Not all macro subjects are captured sharp in a single image, that makes a great reason to focus stack. In preparing for a camera club presentation, I decided to focus stack a new object. I chose a piece of fordite from Cadillac Ranch. If you aren’t familiar with fordite, just think – layers of paint. The first image (image A) is a close-up image of the piece of fordite that measures 2” x 1”. I used my 12-100mm lens and got as close as I could to capture the image. Then, with my macro lens and extension tubes, I captured image B. A small sliver of the subject is sharp, but not the whole piece of fordite. In order to have sharpness throughout the entire frame, I would need to focus stack.

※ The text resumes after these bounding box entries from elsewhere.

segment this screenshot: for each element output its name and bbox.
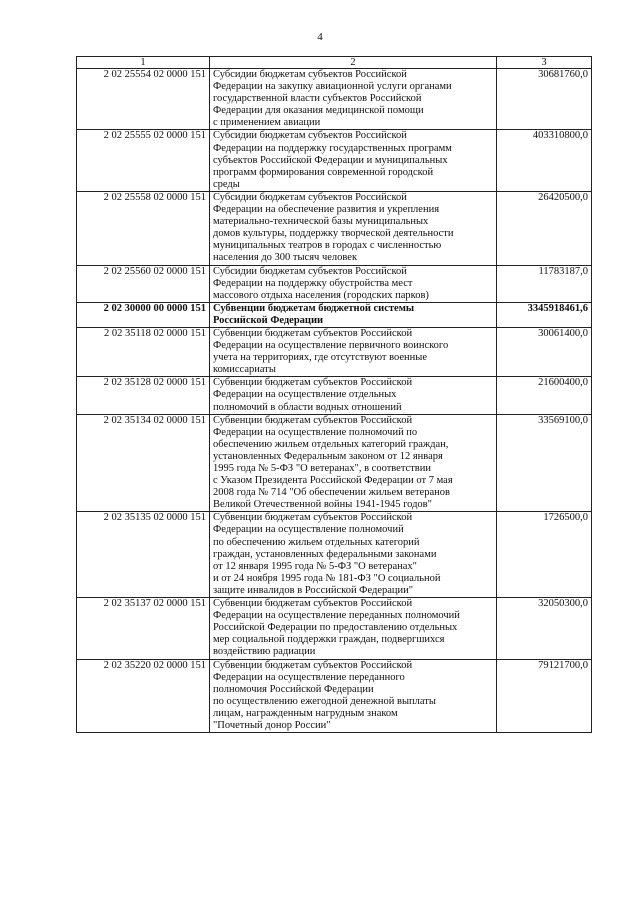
- amount-value: 1726500,0: [497, 512, 592, 598]
- amount-value: 30061400,0: [497, 327, 592, 376]
- table-row: [77, 377, 592, 414]
- revenue-name-line: Федерации для оказания медицинской помощи: [213, 105, 424, 117]
- revenue-name-line: Федерации на осуществление переданного: [213, 671, 405, 683]
- table-row: [77, 598, 592, 659]
- amount-value: 26420500,0: [497, 191, 592, 265]
- revenue-name: [210, 191, 497, 265]
- column-header-name: 2: [210, 57, 497, 69]
- amount-value: 21600400,0: [497, 377, 592, 414]
- revenue-name-line: 2008 года № 714 "Об обеспечении жильем ветеранов: [213, 487, 450, 499]
- revenue-name-line: лицам, награжденным нагрудным знаком: [213, 707, 398, 719]
- revenue-name-line: "Почетный донор России": [213, 719, 331, 731]
- budget-classification-code: 2 02 25560 02 0000 151: [77, 265, 210, 302]
- budget-revenue-table: [76, 56, 592, 733]
- revenue-name-line: с Указом Президента Российской Федерации от 7 мая: [213, 475, 453, 487]
- revenue-name-line: Субвенции бюджетам субъектов Российской: [213, 327, 413, 339]
- table-row: [77, 69, 592, 130]
- revenue-name: [210, 327, 497, 376]
- revenue-name-line: установленных Федеральным законом от 12 января: [213, 450, 443, 462]
- revenue-name-line: граждан, установленных федеральными законами: [213, 548, 437, 560]
- budget-classification-code: 2 02 35137 02 0000 151: [77, 598, 210, 659]
- revenue-name-line: программ формирования современной городской: [213, 166, 434, 178]
- table-row: [77, 512, 592, 598]
- budget-classification-code: 2 02 25558 02 0000 151: [77, 191, 210, 265]
- budget-classification-code: 2 02 35134 02 0000 151: [77, 414, 210, 512]
- revenue-name-line: Великой Отечественной войны 1941-1945 годов": [213, 499, 432, 511]
- revenue-name-line: и от 24 ноября 1995 года № 181-ФЗ "О социальной: [213, 572, 441, 584]
- revenue-name-line: государственной власти субъектов Российской: [213, 93, 422, 105]
- revenue-name-line: Субвенции бюджетам бюджетной системы: [213, 302, 415, 314]
- revenue-name-line: мер социальной поддержки граждан, подвергшихся: [213, 634, 445, 646]
- revenue-name-line: Федерации на осуществление полномочий по: [213, 426, 418, 438]
- revenue-name-line: Субсидии бюджетам субъектов Российской: [213, 69, 407, 80]
- table-row: [77, 414, 592, 512]
- revenue-name: [210, 659, 497, 733]
- revenue-name-line: массового отдыха населения (городских парков): [213, 289, 429, 301]
- revenue-name-line: обеспечению жильем отдельных категорий граждан,: [213, 438, 449, 450]
- revenue-name-line: муниципальных театров в городах с численностью: [213, 240, 442, 252]
- revenue-name: [210, 69, 497, 130]
- revenue-name: [210, 265, 497, 302]
- budget-classification-code: 2 02 35128 02 0000 151: [77, 377, 210, 414]
- revenue-name-line: комиссариаты: [213, 364, 276, 376]
- table-row: [77, 191, 592, 265]
- revenue-name-line: Субвенции бюджетам субъектов Российской: [213, 377, 413, 389]
- amount-value: 30681760,0: [497, 69, 592, 130]
- revenue-name-line: материально-технической базы муниципальных: [213, 216, 429, 228]
- budget-classification-code: 2 02 25555 02 0000 151: [77, 130, 210, 191]
- revenue-name-line: защите инвалидов в Российской Федерации": [213, 584, 414, 596]
- revenue-name-line: населения до 300 тысяч человек: [213, 252, 358, 264]
- revenue-name-line: Федерации на осуществление переданных полномочий: [213, 610, 460, 622]
- revenue-name-line: Субвенции бюджетам субъектов Российской: [213, 512, 413, 524]
- revenue-name: [210, 130, 497, 191]
- revenue-name-line: Федерации на поддержку государственных программ: [213, 142, 452, 154]
- revenue-name-line: среды: [213, 178, 240, 190]
- revenue-name-line: Федерации на обеспечение развития и укрепления: [213, 204, 440, 216]
- revenue-name-line: Субвенции бюджетам субъектов Российской: [213, 659, 413, 671]
- table-row: [77, 302, 592, 327]
- amount-value: 403310800,0: [497, 130, 592, 191]
- revenue-name-line: Субсидии бюджетам субъектов Российской: [213, 130, 407, 142]
- revenue-name-line: Федерации на поддержку обустройства мест: [213, 277, 413, 289]
- amount-value: 79121700,0: [497, 659, 592, 733]
- revenue-name-line: по осуществлению ежегодной денежной выплаты: [213, 695, 436, 707]
- amount-value: 32050300,0: [497, 598, 592, 659]
- revenue-name-line: Федерации на закупку авиационной услуги органами: [213, 81, 452, 93]
- table-row: [77, 327, 592, 376]
- revenue-name: [210, 598, 497, 659]
- revenue-name: [210, 512, 497, 598]
- revenue-name-line: по обеспечению жильем отдельных категорий: [213, 536, 420, 548]
- table-header-row: [77, 57, 592, 69]
- revenue-name-line: Российской Федерации по предоставлению отдельных: [213, 622, 458, 634]
- revenue-name-line: Субвенции бюджетам субъектов Российской: [213, 598, 413, 610]
- budget-classification-code: 2 02 25554 02 0000 151: [77, 69, 210, 130]
- revenue-name-line: Федерации на осуществление полномочий: [213, 524, 404, 536]
- revenue-name-line: домов культуры, поддержку творческой деятельности: [213, 228, 454, 240]
- revenue-name-line: субъектов Российской Федерации и муниципальных: [213, 154, 448, 166]
- table-row: [77, 265, 592, 302]
- revenue-name-line: полномочия Российской Федерации: [213, 683, 374, 695]
- revenue-name-line: учета на территориях, где отсутствуют военные: [213, 352, 427, 364]
- revenue-name-line: Федерации на осуществление первичного воинского: [213, 340, 449, 352]
- budget-classification-code: 2 02 35135 02 0000 151: [77, 512, 210, 598]
- amount-value: 3345918461,6: [497, 302, 592, 327]
- page-number: 4: [317, 31, 323, 43]
- revenue-name: [210, 414, 497, 512]
- budget-classification-code: 2 02 30000 00 0000 151: [77, 302, 210, 327]
- revenue-name: [210, 302, 497, 327]
- revenue-name-line: от 12 января 1995 года № 5-ФЗ "О ветеранах": [213, 560, 417, 572]
- revenue-name-line: Субсидии бюджетам субъектов Российской: [213, 265, 407, 277]
- revenue-name-line: с применением авиации: [213, 117, 321, 129]
- budget-classification-code: 2 02 35118 02 0000 151: [77, 327, 210, 376]
- revenue-name: [210, 377, 497, 414]
- revenue-name-line: воздействию радиации: [213, 646, 316, 658]
- revenue-name-line: полномочий в области водных отношений: [213, 401, 402, 413]
- table-row: [77, 130, 592, 191]
- revenue-name-line: Российской Федерации: [213, 314, 324, 326]
- amount-value: 33569100,0: [497, 414, 592, 512]
- budget-classification-code: 2 02 35220 02 0000 151: [77, 659, 210, 733]
- revenue-name-line: 1995 года № 5-ФЗ "О ветеранах", в соответствии: [213, 463, 432, 474]
- revenue-name-line: Субсидии бюджетам субъектов Российской: [213, 191, 407, 203]
- table-row: [77, 659, 592, 733]
- amount-value: 11783187,0: [497, 265, 592, 302]
- revenue-name-line: Федерации на осуществление отдельных: [213, 389, 397, 401]
- column-header-code: 1: [77, 57, 210, 69]
- revenue-name-line: Субвенции бюджетам субъектов Российской: [213, 414, 413, 426]
- column-header-amount: 3: [497, 57, 592, 69]
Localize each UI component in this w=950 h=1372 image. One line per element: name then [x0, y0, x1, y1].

At first, I tried a stack of 50 images. My Olympus camera has a focus bracketing mode so all I do is focus on the closest part of the fordite and program the camera for 50 images at a small increment of focus bracketing. The camera then captures 50 raw images changing the focus with small increments from front to back. After looking at image 50, the farthest part of the fordite was still blurry, so I needed more photos in my stack. I tried again, this time with 125 focus bracketing images. When I reviewed the photos, at image 118, I had the sharpness I needed. Next step was to focus stack the 118 images in Helicon Focus. Helicon is amazingly easy to use. After selecting the images in Lightroom, I export to Helicon and press the render button. Helicon does the rest. The last image is the final image of 118 focus stacked images.
A few tips on focus stacking:
- Mark the start of a focus stack by capturing a single image of your hand, or other random subject otherwise if you capture several stacks, it will be hard to identify the start and stop of the stack otherwise.
- Use a tripod and shutter release to minimize camera shake. Photoshop CC offers focus stacking but it is more complicated than Helicon Focus.